DE69119309T2 - Coupling gate for a resonator with multiple capacitors and with distributed inductors - Google Patents

Description

-Technical area

The present invention relates to resonators and, in particular, to a coupling structure that allows coupling to a resonator consisting of multiple capacitive elements and a distributed inductance such that the resonator operates in the desired mode like a tuned Thevenin equivalent circuit.

Background and summary of the invention

The power handling capability of a single capacitive element can be limited by power dissipation, voltage breakdown or, especially in the case of varactors, excessive capacitance distortion due to an applied RF (radio frequency) voltage.
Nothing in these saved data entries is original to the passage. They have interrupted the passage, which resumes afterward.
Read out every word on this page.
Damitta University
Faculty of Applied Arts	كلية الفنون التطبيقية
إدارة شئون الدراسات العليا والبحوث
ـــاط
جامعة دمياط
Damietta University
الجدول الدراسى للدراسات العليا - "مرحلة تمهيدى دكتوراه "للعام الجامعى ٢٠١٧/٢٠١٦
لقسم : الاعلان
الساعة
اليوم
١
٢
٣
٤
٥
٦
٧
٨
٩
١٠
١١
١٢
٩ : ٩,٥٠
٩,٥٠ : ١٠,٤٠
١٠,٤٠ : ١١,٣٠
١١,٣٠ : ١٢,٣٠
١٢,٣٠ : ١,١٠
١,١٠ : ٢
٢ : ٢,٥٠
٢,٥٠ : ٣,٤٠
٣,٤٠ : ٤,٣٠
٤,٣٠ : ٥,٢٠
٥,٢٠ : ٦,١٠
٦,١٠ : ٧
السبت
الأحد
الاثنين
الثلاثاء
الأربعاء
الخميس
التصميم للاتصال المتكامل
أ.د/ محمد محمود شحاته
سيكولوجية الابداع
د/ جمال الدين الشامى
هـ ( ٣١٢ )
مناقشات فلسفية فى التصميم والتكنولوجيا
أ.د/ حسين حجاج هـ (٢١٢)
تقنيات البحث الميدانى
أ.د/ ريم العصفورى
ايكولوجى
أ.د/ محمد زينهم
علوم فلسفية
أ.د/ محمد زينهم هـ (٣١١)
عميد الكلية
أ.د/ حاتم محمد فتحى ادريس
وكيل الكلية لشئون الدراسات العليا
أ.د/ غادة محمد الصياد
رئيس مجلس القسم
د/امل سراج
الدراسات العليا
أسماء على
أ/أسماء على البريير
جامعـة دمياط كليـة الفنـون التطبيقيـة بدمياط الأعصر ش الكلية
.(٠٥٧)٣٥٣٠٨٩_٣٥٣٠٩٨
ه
In many resonators, it is desirable to combine several capacitive elements into a single Thevenin equivalent capacitor with increased power handling capability. It should be noted that capacitive elements can mean discrete capacitors, voltage dependent capacitors, capacitors etched onto a substrate, or combinations of the same. In high frequency resonators, it is difficult to connect several capacitors to a single discrete inductor. A popular solution is to connect several capacitors to a distributed inductor.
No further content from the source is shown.